Consumer credit scores have been artificially inflated over the last decade ears and are covering up a very real danger lurking behind hundreds of billions of dollars in debt. And when Goldman Sachs is the one ringing the alarm bell, you know the issue may actually be serious.
Joined by Moody's Analytics and supported by "research" from the Federal Reserve, the steady rise of credit scores during our last decade of "economic expansion" has led to a dangerous concept called "grade inflation", according to Bloomberg.

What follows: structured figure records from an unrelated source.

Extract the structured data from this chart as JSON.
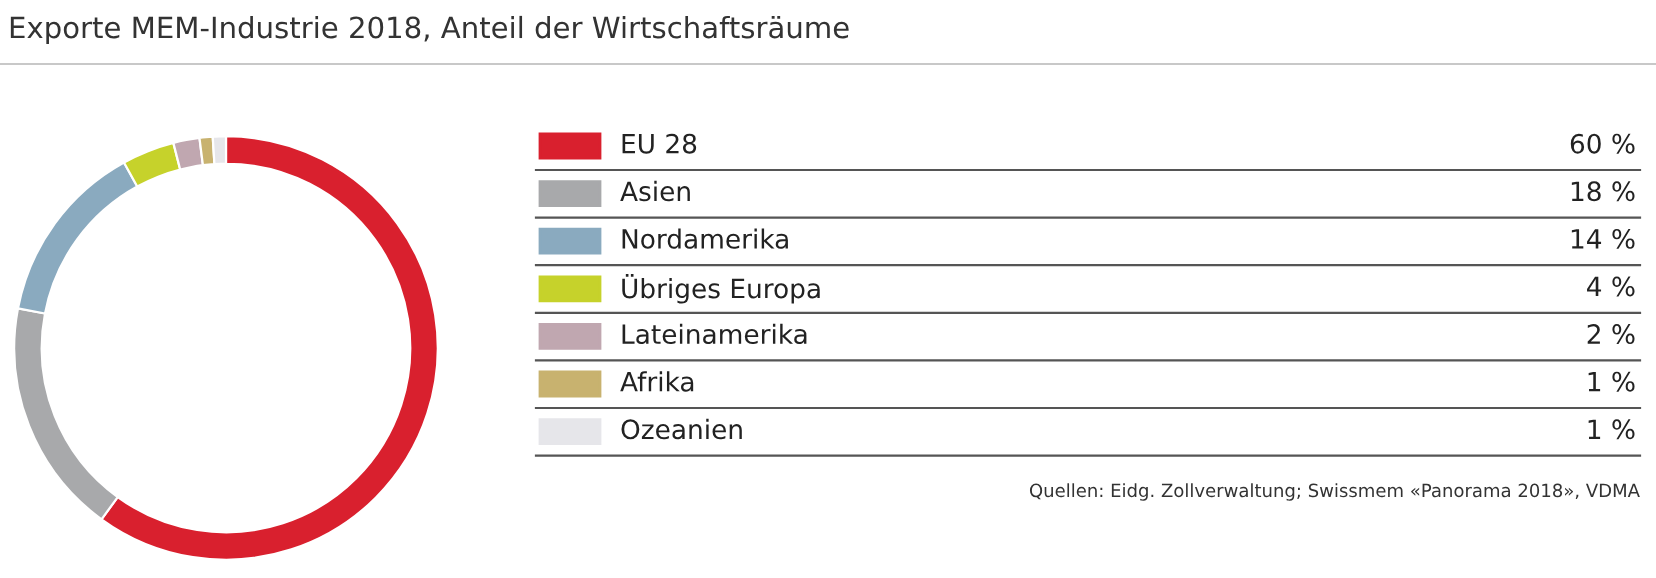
{
  "chart_data": {
    "type": "donut",
    "title": "Exporte MEM-Industrie 2018, Anteil der Wirtschaftsräume",
    "categories": [
      "EU 28",
      "Asien",
      "Nordamerika",
      "Übriges Europa",
      "Lateinamerika",
      "Afrika",
      "Ozeanien"
    ],
    "values": [
      60,
      18,
      14,
      4,
      2,
      1,
      1
    ],
    "colors": [
      "#d9202e",
      "#a8a9ab",
      "#8aaabf",
      "#c6d22b",
      "#c0a7b0",
      "#c8b26f",
      "#e6e6ea"
    ],
    "value_labels": [
      "60 %",
      "18 %",
      "14 %",
      "4 %",
      "2 %",
      "1 %",
      "1 %"
    ],
    "legend": "right",
    "annotations": [
      "Quellen: Eidg. Zollverwaltung; Swissmem «Panorama 2018», VDMA"
    ]
  }
}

Grade inflation is the idea that debtors are actually riskier than their scores indicate, due to metrics not accounting for the "robust" economy, which may negatively affect the perception of borrowers' ability to pay back bills on time. This means that when a recession finally happens, there could be a larger than expected fallout for both lenders and investors.
There are around 15 million more consumers with credit scores above 740 today than there were in 2006, and about 15 million fewer consumers with scores below 660, according to Moody’s.
On the surface, this disappearance of subprime borrowers is good news. But is there more than meets the eye to the American consumer's FICO score renaissance?
Cris deRitis, deputy chief economist at Moody’s Analytics said: “Borrowers with low credit scores in 2019 pose a much higher relative risk. Because loss rates today are low and competition for high-score borrowers is fierce, lenders may be tempted to lower their credit standards without appreciating that the 660 credit-score borrower today may be relatively worse than a 660-score borrower in 2009.”